Venice keeps flooding and is a victim of climate change. What is the situation at the moment?
Venice has a number of problems concerning environmental and social sustainability. High water levels are obviously an issue, even if it helps that the so-called Moses Dam was commissioned in 2020.
So that problem has been solved?
We are dealing with lots of other environmental challenges, such as improving air and water quality. We do have to contend with some unique features of a city built on water. For example, Venice does not have easy access to renewable energy sources for buildings and means of transportation, and it is very difficult to make all those historic buildings energy neutral.
What is the biggest challenge for social sustainability?
The population of the historic center is declining every year. In sixty years, the city has shrunk by two-thirds. Venice is now down to about 50,000 inhabitants.
How do you plan to address these problems?
I sometimes jokingly say: let’s turn Venice into an amusement park. We’ll open the floodgates at the end of the afternoon so that tourists can wade through the floodwaters before the park closes.
What’s another option?
Do something about it. A city must be lived in and worked in, otherwise it is not a living city. VeniSIA’s approach provides for the vigorous development of ecological and social sustainability.
We are going to tackle the climate crisis by developing innovation in a place that is under pressure precisely because of global warming. Consequently, we are going to massively promote the use of telecommuting and initially attract 500 people from around the world who work in the high-tech sector. In addition, we launched an international appeal for ideas. We received over 1,500 applications in two months. A selection of eleven innovations was made from these, which will be accelerated in Venice.
Why would a high-tech teleworker want to live and work in Venice?
Venice has a considerable appeal of its own, but there has to be a network that high-tech workers want. American research shows that telecommuters are fine with working remotely if their workplace has at least three aspects: fast data lines, tax advantages and an international environment.
Is Venice actually properly wired up?
Yes it is. In addition, foreign workers working for a non-Italian company benefit from a low tax rate. This international community of innovators will work on solutions for environmental and social sustainability. They in turn will draw in other innovators and investments.
There are other innovation hubs in the world, though. Why Venice?

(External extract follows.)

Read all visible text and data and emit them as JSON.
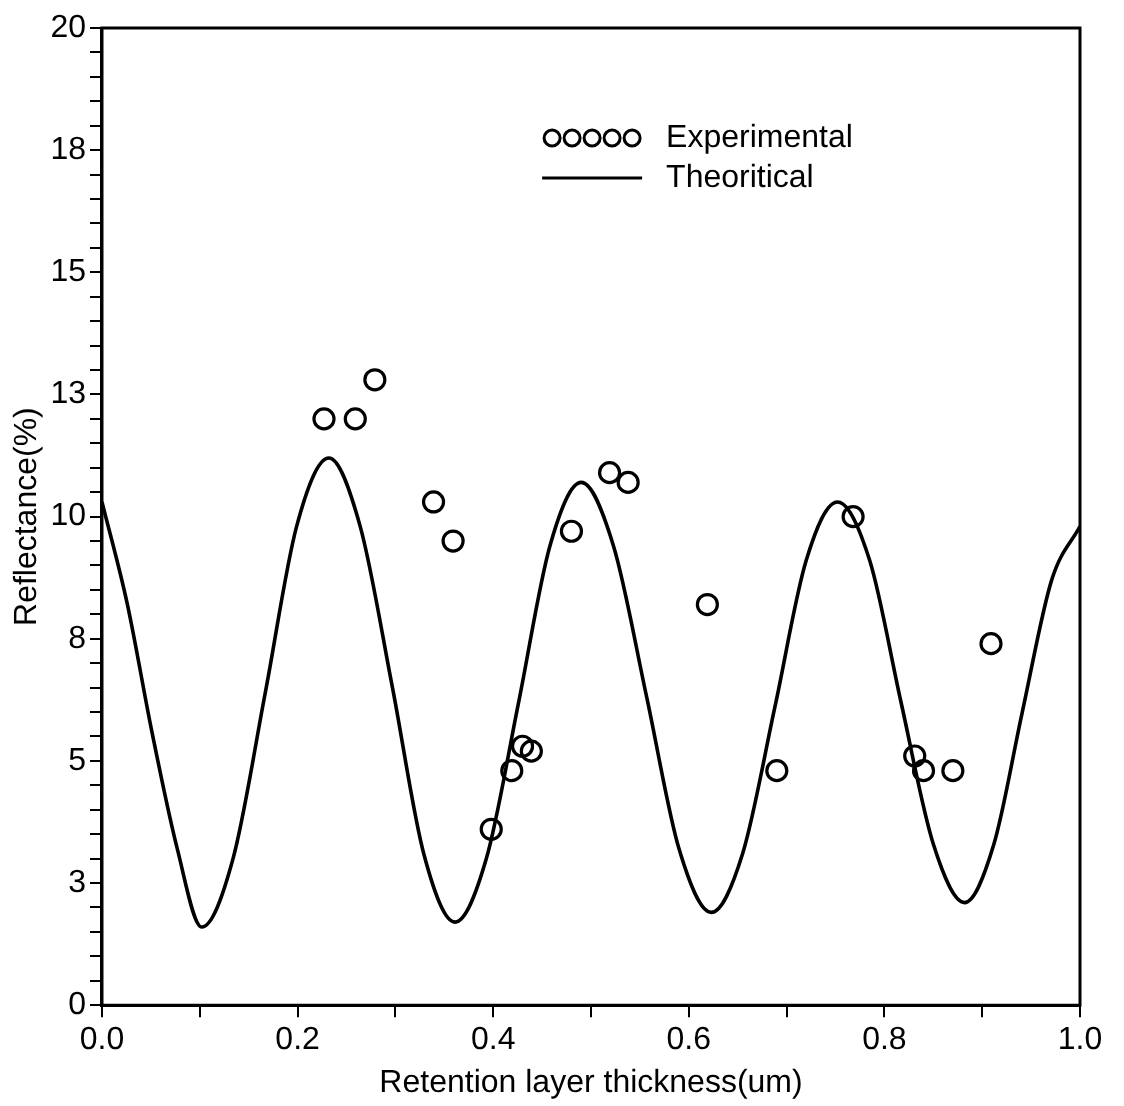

What makes Venice unique is that the historic center of Venice covers only 5 square kilometers and has 50,000 inhabitants. This makes Venice a living innovation hub. Not only are innovative solutions being conceived here, but those solutions can also be immediately put into practice. You can experiment throughout a whole city. It then becomes a showroom at the same time.

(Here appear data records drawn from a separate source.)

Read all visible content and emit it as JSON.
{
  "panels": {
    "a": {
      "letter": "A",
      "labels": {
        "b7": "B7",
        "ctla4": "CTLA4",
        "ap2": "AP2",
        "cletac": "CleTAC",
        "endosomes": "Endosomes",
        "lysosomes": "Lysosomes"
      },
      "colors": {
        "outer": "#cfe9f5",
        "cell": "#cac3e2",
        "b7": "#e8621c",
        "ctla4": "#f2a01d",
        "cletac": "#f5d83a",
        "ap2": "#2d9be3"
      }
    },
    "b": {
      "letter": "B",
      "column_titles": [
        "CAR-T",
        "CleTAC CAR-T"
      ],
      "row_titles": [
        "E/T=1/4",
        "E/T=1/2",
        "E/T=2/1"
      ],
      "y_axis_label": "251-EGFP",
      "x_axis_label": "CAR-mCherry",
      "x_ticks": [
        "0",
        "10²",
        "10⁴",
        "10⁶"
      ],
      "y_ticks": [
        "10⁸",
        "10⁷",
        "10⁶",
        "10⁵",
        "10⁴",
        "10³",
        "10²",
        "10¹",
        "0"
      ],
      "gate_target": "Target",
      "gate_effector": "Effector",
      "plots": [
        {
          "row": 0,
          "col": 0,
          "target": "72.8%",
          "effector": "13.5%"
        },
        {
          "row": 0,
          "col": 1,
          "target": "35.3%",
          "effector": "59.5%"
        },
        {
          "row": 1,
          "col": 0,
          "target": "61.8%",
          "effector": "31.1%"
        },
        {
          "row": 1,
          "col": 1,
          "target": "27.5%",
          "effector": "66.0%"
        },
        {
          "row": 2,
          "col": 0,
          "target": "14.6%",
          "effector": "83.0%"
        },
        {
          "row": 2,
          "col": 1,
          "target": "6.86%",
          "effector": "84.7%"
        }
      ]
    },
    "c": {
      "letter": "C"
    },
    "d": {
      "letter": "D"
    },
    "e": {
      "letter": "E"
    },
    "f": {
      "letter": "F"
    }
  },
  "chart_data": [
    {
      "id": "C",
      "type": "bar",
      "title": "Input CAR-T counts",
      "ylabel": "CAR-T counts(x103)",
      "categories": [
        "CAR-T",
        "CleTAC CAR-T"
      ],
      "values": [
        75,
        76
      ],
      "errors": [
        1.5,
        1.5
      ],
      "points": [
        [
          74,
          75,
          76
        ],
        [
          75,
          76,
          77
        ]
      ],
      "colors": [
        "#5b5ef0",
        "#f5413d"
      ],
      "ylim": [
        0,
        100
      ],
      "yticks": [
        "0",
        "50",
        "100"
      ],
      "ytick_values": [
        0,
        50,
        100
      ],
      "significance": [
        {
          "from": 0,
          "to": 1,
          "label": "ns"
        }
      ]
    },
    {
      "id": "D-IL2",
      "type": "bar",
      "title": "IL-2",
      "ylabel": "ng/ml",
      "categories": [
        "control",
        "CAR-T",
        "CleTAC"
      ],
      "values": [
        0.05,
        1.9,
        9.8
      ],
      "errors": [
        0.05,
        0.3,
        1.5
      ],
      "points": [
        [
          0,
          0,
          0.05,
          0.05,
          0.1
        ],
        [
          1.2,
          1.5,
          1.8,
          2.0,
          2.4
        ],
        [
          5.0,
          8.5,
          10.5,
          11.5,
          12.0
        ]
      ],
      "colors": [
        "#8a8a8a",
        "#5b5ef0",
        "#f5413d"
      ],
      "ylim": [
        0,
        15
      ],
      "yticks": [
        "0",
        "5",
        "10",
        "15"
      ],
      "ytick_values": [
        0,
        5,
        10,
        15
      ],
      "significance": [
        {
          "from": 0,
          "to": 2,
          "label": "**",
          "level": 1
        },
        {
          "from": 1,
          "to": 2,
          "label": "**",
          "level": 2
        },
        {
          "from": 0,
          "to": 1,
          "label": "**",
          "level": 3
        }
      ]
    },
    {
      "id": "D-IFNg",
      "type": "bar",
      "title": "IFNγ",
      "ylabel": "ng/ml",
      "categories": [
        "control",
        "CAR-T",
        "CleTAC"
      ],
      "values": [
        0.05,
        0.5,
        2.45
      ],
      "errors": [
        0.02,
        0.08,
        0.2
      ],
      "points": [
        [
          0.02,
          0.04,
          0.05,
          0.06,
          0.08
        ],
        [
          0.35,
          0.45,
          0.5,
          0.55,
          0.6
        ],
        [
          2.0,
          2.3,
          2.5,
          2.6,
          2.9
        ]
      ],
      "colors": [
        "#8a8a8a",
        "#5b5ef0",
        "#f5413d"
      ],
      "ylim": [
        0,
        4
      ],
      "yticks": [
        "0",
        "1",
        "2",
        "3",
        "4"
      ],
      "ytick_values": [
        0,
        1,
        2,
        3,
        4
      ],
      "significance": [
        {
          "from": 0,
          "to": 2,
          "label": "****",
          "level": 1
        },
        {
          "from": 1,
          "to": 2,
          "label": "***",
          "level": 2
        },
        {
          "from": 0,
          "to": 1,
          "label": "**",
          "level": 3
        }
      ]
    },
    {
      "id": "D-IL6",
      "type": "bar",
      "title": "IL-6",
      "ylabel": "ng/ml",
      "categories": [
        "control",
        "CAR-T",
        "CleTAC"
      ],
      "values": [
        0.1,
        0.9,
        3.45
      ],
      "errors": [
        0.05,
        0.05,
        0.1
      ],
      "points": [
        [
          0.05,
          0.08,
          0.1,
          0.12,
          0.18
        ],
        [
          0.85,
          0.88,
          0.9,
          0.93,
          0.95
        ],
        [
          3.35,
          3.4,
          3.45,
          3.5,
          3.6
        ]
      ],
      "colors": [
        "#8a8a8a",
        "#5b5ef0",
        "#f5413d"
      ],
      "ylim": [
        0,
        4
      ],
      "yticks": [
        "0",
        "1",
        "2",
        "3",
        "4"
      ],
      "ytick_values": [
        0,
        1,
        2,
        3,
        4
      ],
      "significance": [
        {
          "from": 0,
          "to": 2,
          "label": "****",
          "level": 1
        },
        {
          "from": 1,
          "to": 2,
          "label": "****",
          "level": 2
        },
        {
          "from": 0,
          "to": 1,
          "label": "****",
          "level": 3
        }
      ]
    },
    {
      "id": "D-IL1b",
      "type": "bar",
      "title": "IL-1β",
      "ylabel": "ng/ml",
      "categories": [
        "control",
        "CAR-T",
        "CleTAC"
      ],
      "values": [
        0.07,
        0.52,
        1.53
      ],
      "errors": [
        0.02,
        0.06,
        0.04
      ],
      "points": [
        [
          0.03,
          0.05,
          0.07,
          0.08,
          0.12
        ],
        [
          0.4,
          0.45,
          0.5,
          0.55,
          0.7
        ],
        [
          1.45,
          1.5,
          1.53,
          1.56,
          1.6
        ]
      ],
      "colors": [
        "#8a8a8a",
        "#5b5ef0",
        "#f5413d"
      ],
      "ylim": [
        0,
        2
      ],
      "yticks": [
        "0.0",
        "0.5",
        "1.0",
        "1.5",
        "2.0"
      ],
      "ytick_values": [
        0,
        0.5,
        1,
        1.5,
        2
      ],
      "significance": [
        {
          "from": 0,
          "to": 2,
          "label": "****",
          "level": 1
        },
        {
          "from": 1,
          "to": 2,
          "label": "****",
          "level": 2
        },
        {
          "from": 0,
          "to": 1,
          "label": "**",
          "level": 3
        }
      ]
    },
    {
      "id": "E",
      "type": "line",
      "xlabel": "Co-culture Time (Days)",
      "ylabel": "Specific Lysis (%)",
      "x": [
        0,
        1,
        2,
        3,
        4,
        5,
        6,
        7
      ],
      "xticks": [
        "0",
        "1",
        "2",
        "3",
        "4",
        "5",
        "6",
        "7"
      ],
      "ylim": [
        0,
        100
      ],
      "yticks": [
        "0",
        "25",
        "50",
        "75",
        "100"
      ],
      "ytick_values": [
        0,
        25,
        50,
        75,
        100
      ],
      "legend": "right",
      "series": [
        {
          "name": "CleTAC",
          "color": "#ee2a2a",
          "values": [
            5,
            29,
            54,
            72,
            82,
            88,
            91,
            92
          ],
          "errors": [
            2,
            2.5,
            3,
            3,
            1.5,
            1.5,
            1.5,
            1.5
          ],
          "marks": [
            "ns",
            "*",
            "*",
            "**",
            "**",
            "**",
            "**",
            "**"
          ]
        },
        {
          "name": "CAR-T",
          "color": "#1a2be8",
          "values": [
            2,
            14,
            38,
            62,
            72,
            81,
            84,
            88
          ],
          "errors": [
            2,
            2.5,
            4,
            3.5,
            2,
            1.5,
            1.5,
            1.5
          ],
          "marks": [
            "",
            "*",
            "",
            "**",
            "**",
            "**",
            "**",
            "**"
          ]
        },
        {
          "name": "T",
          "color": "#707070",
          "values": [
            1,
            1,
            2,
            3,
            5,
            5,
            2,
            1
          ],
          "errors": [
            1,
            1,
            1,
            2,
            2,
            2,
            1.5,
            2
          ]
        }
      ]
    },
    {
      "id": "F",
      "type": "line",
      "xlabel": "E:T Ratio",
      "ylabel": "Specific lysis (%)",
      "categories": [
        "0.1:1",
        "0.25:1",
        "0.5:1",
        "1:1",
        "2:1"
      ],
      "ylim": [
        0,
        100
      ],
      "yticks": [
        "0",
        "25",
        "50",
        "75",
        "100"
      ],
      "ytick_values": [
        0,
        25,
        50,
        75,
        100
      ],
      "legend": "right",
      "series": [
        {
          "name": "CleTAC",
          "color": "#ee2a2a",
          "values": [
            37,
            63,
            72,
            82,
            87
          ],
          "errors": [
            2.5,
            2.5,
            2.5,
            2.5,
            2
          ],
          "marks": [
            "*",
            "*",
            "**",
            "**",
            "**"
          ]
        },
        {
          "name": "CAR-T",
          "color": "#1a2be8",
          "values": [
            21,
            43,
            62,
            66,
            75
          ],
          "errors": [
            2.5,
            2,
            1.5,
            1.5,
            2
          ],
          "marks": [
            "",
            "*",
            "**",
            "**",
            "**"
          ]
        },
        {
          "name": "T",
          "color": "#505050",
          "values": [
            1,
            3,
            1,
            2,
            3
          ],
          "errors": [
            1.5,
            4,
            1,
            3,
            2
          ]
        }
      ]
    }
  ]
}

Are there any visible results?
Well, apart from the incubator program, more and more start-ups are coming to Venice precisely because of this idea of Venice as a laboratory. For example, Zero Farms, a developer of vertical farming systems from the countryside around Venice, is planning to build a pilot plant in Venice.
What other kinds of innovation is Venice attracting?

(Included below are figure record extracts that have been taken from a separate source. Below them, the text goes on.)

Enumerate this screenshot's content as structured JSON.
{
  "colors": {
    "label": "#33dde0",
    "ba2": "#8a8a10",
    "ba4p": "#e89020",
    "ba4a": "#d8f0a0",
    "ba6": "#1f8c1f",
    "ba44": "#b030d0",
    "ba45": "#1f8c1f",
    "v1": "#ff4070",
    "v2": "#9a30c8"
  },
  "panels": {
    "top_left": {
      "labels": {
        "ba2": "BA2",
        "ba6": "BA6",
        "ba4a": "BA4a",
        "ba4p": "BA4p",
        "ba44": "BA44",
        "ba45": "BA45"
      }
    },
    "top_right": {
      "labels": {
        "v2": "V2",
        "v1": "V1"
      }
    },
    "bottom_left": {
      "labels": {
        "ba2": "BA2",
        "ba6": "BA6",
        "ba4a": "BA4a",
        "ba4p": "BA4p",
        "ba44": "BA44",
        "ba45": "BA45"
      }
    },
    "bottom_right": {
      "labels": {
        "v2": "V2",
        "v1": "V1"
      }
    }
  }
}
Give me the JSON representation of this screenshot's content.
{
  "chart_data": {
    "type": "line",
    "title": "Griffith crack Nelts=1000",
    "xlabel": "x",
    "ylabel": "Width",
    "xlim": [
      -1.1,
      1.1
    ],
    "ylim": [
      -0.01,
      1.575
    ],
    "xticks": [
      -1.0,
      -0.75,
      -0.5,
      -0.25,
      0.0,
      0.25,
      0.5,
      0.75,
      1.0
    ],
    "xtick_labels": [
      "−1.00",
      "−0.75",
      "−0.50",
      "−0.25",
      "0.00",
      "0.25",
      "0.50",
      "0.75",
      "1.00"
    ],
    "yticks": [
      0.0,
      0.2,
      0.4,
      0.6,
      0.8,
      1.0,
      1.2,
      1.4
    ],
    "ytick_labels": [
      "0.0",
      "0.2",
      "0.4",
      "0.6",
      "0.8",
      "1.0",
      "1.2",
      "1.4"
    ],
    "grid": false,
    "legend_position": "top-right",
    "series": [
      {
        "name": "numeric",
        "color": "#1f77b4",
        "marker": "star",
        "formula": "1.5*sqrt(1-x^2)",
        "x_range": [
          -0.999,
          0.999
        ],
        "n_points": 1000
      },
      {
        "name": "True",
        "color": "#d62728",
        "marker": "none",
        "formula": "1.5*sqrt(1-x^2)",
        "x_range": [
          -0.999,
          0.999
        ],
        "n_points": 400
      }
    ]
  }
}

In addition to VeniSIA, Venice is at the heart of numerous other projects. For example, the petrochemical port of Porto Marghera, which lies opposite Venice, is being transformed into a hydrogen district. This area is not only intended for hydrogen production but is the center of all activities related to hydrogen and other sustainable technologies. These range from a specific valve to whole infrastructure projects. Our companies can handle it. Veneto, the region of which Venice is the capital, has one of the highest percentages of SMEs in Europe.
Is an electric vaporetto going to work?
It is coming. Meanwhile, the hybrid vaporetto was launched about a year ago. It is equipped with a combustion and electric engine.
In this regard, it is nice to report that last week Phillippe Starck presented the model of the sustainable gondola of the future, He designed it specifically for VeniSIA. The designer incorporated sustainable high-tech materials and technology into it, such as bio-resin from seaweed and compressed bamboo. It represents a symbol of Venice’s sustainable future.